Moreover, 21 percent of those surveyed admitted to medicating their kids with paracetamol, such as Panodil, before sending them to school.

The FOLA parents’ organisation is shocked by the findings.

“I think it is absolutely crazy. It simply cannot be that a child goes to school sick and plays with lots of other children. Then we are faced with the fact that they will infect the whole institution,” said FOLA chair Signe Nielsen.

Pill pushers
At the Børnehuset daycare institution in Silkeborg a meeting was called where parents were implored not to bring their sick children to school.

At Børnehuset there are fears that parents prefer to pack their kids off with a pill without informing teachers.

“We occasionally have children who that they have had a pill for breakfast,” said headteacher Susanne Bødker. “You might think that it is a Panodil more than a vitamin pill, if it is a child who has just been sick, for example.”

Parents sick and tired
Parents, when confronted, often cite pressure at work as a reason for not being able to stay at home with their children.

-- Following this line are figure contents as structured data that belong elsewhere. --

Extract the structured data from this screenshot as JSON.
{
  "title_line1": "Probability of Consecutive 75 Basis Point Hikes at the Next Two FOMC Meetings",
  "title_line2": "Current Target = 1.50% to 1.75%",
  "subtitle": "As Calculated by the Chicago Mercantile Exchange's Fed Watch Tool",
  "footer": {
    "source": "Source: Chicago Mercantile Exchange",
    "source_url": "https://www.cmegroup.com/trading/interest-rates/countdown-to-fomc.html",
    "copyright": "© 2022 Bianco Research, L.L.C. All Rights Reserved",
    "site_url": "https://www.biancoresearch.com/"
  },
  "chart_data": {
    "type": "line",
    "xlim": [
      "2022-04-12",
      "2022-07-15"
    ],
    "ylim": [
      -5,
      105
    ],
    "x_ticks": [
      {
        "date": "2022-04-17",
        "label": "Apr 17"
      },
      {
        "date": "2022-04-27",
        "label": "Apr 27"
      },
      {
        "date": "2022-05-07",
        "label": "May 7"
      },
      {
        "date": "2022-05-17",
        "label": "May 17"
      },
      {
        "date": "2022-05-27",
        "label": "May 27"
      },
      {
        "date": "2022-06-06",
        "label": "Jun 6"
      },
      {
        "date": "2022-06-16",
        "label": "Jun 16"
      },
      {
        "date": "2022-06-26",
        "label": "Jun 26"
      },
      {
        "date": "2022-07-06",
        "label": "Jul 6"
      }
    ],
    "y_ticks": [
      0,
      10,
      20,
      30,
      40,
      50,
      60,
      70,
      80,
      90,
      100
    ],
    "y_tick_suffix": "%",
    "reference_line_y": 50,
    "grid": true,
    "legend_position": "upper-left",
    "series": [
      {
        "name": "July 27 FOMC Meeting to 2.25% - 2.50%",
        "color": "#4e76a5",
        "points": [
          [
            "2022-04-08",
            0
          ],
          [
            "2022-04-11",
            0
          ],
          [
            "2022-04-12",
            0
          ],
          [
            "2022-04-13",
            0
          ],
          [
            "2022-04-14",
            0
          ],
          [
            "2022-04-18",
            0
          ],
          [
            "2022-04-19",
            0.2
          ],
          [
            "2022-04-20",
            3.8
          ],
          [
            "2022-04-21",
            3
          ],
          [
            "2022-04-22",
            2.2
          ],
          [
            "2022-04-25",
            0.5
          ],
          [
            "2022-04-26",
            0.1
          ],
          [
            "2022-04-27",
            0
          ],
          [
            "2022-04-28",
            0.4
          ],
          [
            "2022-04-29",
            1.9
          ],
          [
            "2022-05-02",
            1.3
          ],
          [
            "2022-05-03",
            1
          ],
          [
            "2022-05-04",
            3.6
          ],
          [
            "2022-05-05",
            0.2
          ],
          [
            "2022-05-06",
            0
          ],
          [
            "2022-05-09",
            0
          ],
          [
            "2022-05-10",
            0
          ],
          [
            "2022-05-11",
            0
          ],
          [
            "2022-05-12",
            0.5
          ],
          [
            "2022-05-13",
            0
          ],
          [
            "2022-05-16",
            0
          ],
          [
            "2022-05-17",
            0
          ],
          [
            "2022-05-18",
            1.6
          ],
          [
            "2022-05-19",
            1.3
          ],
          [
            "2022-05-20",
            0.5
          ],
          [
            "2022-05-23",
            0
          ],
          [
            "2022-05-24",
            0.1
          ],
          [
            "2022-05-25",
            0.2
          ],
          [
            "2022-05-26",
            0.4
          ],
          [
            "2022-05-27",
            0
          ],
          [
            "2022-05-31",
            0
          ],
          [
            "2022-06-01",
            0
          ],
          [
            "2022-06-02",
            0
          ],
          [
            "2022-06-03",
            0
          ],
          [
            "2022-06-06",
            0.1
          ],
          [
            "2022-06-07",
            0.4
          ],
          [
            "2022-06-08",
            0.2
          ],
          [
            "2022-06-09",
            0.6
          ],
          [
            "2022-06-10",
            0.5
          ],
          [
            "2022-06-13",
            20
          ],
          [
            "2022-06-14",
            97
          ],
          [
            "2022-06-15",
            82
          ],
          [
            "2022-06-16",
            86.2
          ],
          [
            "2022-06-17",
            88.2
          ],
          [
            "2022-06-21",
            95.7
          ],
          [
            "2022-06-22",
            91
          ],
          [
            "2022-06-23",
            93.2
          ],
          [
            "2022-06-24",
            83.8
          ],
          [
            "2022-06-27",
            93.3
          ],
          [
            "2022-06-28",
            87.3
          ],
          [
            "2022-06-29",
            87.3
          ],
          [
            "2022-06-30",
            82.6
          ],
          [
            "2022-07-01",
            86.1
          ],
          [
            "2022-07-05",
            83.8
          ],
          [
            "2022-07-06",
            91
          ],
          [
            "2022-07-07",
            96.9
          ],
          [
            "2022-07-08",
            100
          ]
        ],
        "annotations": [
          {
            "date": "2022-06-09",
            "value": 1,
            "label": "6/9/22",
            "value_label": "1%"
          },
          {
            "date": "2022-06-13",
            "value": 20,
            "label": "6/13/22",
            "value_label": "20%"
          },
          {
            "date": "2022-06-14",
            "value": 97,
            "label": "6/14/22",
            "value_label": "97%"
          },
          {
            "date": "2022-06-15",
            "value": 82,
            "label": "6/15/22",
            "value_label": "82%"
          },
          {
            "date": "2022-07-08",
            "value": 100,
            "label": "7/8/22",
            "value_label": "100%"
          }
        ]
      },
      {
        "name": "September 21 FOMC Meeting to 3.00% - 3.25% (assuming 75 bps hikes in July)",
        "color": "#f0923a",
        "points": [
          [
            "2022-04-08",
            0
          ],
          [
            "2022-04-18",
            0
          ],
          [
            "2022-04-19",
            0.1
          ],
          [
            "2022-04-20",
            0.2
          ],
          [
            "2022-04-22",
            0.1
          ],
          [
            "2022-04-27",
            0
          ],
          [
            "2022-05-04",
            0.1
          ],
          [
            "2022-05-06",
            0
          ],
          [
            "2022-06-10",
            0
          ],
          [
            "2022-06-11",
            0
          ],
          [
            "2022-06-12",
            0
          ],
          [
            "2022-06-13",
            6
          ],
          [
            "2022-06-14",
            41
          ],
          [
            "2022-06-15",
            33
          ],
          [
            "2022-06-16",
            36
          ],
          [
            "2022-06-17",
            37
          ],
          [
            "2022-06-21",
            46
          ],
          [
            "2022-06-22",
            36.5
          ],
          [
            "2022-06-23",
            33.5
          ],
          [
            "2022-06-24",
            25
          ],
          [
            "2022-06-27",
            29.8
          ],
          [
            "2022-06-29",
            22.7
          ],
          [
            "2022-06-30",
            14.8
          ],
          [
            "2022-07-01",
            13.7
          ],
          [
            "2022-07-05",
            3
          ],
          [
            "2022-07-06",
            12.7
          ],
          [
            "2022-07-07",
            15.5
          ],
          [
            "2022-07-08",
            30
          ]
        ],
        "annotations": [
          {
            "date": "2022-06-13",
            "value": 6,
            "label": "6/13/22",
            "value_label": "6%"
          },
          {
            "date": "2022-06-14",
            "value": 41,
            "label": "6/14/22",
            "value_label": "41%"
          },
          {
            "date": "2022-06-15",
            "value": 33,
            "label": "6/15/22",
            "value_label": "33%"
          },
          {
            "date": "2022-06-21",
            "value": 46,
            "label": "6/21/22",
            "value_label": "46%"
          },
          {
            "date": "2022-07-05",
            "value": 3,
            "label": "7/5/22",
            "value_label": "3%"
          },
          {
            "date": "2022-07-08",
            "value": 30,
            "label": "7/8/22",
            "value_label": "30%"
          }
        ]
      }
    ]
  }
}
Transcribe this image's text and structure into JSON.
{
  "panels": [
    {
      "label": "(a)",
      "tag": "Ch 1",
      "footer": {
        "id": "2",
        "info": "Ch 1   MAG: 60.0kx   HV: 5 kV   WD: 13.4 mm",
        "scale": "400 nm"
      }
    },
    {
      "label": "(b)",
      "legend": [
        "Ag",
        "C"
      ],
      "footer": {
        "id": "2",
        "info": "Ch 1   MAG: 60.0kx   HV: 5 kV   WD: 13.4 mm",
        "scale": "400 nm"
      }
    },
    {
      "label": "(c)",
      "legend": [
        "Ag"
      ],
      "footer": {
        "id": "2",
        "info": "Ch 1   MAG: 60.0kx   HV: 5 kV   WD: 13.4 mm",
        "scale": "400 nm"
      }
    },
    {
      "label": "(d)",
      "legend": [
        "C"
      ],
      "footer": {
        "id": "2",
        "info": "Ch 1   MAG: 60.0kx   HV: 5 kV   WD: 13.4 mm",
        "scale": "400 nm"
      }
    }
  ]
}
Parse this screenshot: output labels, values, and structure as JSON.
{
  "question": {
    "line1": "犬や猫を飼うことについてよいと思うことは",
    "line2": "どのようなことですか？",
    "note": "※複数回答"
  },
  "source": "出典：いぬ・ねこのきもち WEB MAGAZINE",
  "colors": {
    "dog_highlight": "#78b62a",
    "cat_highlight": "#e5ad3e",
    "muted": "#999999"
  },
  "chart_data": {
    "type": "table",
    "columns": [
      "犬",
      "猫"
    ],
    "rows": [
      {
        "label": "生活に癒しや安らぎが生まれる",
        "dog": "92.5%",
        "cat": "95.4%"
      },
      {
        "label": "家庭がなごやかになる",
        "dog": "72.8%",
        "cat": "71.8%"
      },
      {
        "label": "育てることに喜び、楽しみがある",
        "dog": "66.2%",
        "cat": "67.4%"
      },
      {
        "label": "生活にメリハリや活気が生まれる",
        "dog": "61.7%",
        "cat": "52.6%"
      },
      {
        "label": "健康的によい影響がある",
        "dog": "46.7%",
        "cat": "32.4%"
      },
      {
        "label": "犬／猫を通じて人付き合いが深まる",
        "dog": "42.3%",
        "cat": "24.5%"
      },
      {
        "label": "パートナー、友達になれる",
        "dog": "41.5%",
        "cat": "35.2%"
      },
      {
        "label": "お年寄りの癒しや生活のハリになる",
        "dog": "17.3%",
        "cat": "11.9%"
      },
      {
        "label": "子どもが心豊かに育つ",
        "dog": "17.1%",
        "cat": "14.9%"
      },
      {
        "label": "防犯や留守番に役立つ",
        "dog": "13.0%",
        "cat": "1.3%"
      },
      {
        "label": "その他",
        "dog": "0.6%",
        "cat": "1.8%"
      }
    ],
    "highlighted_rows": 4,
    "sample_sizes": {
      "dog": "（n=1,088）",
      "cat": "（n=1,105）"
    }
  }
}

Many declare that they simply cannot take another day off, as they are afraid of being fired.

Allan Randrup Thomsen, a professor of virology at KU, has heavily criticised the parents’ actions, describing the current situation as a “vicious circle”.

“It promotes the spread of viruses, and it adds momentum to a cycle where parents are pressured by high levels of sick-leave. If they then choose to send the children to daycare while they are still recovering, they keep the epidemic going in daycares, and this in turn puts a greater burden on the parents.”